Stijn Devolder sur le Tour des Flandres 2008 :


Si sa victoire en 2009, la deuxième sur le Ronde, n'était pas une surprise, la première, elle, était inespérée. Sa meilleure place en six participations était une 21e place en 2004. Sur Paris-Roubaix une 18e place en 2007. Le Belge était plus vu comme un spécialiste du contre-la-montre mais son transfert au sein de la Quick-Step en 2008 a visiblement changé les choses. Il construit sa victoire en plaçant une attaque soudaine à 40 kilomètres de l'arrivée. Personne ne le suit. Forcément, qui est ce gars qui part seul ? Il est cependant rejoint par trois hommes, trois outsiders dont George Hincapie, son ancien équipier. Mais le champion de Belgique de l'époque a des jambes de feu et fausse compagnie à ses compagnons d'échappée à 29 kilomètres de l'arrivée. Personne ne le reverra malgré une bonne organisation de la poursuite. 15 petites secondes suffiront pour vivre l'une des plus grandes surprises du 21e siècle sur un Monument.
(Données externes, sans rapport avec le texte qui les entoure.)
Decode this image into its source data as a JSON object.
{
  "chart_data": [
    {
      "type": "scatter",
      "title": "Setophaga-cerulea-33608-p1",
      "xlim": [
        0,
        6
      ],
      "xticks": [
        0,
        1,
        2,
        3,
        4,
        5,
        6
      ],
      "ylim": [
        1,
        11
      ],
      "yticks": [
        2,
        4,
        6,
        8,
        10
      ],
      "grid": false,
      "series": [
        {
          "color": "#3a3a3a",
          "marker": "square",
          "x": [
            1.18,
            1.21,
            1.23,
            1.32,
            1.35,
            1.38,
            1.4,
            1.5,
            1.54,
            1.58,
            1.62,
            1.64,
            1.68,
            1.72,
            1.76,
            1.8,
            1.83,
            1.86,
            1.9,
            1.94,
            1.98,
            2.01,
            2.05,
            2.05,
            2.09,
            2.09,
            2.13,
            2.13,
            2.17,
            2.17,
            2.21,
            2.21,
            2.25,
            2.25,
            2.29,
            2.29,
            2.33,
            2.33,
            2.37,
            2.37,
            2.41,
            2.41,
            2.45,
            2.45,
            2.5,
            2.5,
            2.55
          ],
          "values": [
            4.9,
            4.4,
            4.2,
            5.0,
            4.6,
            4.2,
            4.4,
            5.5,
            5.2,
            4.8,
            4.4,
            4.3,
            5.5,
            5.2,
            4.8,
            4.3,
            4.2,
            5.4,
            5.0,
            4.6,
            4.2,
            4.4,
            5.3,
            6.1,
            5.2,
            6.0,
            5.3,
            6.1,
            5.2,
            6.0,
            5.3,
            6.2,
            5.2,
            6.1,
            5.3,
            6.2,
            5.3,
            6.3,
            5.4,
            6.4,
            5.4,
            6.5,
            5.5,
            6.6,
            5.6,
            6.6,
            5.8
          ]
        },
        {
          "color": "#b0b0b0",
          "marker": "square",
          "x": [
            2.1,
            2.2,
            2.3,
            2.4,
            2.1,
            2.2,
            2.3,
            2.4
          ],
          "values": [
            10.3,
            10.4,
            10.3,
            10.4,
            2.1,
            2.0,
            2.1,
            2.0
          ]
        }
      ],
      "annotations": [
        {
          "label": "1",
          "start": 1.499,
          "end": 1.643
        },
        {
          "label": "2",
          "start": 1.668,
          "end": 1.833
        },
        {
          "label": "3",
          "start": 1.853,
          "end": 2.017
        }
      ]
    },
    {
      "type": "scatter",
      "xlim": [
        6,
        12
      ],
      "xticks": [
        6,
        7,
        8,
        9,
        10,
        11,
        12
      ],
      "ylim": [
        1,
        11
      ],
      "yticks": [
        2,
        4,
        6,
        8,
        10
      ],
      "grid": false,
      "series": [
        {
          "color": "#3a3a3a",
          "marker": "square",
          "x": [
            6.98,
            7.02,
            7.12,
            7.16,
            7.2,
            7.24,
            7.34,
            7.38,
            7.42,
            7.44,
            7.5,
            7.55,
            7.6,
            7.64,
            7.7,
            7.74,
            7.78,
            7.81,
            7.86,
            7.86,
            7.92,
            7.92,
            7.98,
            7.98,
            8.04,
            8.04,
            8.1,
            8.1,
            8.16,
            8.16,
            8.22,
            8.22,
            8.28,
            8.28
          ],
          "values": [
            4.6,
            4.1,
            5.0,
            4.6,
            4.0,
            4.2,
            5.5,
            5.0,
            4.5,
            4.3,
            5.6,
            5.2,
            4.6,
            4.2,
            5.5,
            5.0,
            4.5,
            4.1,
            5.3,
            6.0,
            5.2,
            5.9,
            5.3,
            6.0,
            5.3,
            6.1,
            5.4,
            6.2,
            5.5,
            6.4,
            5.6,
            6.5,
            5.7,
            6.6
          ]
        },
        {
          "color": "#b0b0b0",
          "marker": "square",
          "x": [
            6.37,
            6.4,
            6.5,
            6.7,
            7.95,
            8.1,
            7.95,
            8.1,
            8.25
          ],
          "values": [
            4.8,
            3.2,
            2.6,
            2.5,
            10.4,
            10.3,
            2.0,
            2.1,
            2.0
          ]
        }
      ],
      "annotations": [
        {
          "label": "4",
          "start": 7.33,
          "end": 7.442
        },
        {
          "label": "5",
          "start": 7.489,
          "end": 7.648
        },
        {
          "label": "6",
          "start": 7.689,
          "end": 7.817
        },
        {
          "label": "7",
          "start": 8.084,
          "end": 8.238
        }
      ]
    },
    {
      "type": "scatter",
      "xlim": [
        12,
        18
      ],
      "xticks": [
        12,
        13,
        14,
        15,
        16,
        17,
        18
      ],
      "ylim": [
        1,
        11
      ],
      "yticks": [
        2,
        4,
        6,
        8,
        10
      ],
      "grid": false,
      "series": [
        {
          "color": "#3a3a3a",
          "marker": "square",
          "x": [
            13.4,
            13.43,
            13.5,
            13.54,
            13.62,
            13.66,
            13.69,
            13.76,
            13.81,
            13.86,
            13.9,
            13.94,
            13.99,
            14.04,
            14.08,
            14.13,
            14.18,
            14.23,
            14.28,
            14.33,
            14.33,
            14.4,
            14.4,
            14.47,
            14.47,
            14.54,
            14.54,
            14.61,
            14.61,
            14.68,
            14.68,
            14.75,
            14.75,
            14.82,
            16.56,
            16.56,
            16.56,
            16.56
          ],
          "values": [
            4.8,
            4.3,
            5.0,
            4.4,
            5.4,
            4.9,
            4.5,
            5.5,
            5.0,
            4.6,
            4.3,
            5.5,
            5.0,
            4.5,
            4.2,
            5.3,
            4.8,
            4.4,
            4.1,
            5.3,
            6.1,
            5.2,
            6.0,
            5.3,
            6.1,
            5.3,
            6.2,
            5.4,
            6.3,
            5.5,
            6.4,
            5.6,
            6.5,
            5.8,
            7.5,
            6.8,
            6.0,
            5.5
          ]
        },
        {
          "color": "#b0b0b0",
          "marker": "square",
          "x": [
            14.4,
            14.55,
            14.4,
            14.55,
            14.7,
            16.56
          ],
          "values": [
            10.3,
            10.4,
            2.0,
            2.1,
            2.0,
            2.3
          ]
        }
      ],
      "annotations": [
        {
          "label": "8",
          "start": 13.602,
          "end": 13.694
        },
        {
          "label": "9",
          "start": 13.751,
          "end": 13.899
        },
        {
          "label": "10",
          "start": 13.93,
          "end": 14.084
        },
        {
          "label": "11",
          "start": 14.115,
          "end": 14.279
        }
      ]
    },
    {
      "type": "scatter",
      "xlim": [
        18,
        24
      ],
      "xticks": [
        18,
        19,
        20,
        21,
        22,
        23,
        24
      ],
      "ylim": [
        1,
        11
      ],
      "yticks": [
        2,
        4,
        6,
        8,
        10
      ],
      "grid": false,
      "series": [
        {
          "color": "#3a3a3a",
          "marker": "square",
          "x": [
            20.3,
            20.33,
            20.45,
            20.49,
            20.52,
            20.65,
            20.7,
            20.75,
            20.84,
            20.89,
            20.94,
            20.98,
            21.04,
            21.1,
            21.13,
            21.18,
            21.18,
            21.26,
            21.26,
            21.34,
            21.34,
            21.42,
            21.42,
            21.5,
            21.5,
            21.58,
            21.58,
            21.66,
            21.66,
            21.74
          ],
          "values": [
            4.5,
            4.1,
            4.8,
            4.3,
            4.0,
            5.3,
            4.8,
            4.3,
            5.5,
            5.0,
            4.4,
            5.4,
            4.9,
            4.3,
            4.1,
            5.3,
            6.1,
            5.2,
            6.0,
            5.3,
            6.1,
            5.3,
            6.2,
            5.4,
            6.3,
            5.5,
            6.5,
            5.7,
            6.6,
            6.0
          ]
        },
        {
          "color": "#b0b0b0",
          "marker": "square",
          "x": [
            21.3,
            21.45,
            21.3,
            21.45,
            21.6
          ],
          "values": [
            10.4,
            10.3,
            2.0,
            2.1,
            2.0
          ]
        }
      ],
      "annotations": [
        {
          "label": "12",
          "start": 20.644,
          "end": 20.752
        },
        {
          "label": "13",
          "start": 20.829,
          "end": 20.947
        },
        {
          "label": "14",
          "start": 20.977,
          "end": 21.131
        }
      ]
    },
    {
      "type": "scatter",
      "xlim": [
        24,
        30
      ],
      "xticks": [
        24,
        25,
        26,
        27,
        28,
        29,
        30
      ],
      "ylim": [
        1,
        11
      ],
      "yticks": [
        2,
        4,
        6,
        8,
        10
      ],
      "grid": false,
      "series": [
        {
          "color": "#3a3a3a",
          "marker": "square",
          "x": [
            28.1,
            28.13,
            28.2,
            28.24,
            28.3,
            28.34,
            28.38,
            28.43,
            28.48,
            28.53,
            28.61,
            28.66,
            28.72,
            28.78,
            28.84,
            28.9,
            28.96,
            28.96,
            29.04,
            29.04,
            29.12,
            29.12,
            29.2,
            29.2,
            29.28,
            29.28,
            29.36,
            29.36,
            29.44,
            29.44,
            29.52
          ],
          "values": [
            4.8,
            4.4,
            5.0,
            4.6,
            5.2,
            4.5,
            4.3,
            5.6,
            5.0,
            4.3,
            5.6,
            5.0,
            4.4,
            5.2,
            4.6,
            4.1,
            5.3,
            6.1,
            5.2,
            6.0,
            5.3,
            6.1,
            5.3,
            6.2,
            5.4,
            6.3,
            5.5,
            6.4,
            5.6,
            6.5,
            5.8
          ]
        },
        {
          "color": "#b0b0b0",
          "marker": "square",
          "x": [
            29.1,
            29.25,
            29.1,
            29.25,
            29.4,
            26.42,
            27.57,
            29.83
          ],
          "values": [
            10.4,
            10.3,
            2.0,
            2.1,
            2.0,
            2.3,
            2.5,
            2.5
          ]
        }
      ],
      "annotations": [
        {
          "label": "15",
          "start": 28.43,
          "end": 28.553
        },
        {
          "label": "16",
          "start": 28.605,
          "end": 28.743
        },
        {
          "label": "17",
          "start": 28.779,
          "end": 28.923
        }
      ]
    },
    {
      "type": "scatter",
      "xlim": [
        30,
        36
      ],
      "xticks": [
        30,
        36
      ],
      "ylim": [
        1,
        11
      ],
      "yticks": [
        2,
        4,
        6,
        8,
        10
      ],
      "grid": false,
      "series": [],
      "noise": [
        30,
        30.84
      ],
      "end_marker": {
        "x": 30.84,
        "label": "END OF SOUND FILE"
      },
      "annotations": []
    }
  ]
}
Nick Nuyens sur le Ronde 2011 :


Vainqueur en 2010, Fabian Cancellara est logiquement favori tout comme Tom Boonen. Alors que Sylvain Chavanel est échappé, son équipier Boonen place une accélération avant d'être contré par Fabian Cancellara. Ce dernier revient sur le Français avec notamment Nuyens dans la roue. Très fort, Chavanel se refait une cerise dans la roue du Suisse et parvient à suivre une nouvelle attaque de Cancellara à trois kilomètres de l'arrivée, tout comme Nuyens. Se dispute alors un sprint à trois et Nuyens va profiter que Chavanel soit bloqué par Cancellara pour franchir la ligne en premier et remporter le Ronde 2011. Cela faisait trois ans que le coureur de la Saxo Bank n'était pas rentré dans le top 10 d'un Monument. Il s'agit d'ailleurs de sa dernière victoire en carrière, lui qui en compte 20.

Les deux grands favoris, Cancellara et Boonen finissent respectivement 3e et 4e et le pauvre Chavanel 2e.


Alberto Bettiol sur le Tour des Flandres 2019 :


Très honnêtement, Bettiol semblait voler en cette année 2019. 4e de l'E3, il caresse souvent les pédales mais ne parvient pas à convertir. Mais sur le Ronde, son attaque est si tranchante que personne ne parvient à le suivre. Le coureur d'EF vole tout simplement. Personne ne le reverra malgré un groupe de 17 coureurs à sa poursuite. "J'ai fermé les yeux et j'y suis allé. Quand je suis arrivé au sommet, j'ai regardé derrière moi, et j'ai vu que j'avais fait un vrai écart. J'ai continué, j'ai appuyé. Ensuite ç'a été les 14 km les plus longs de ma vie ! ». C'est à ce jour sa plus grande victoire bien sûr, mais aussi son seul top 10 sur un Monument dans sa carrière. Il est d'ailleurs loin de briller depuis ce succès sur les Flandriennes mais annonçait en début de saison qu'il n'avait plus aucune excuse en 2022. Pour le moment, il est toujours loin du compte et sa victoire en 2019 reste un exploit aussi grand que surprenant.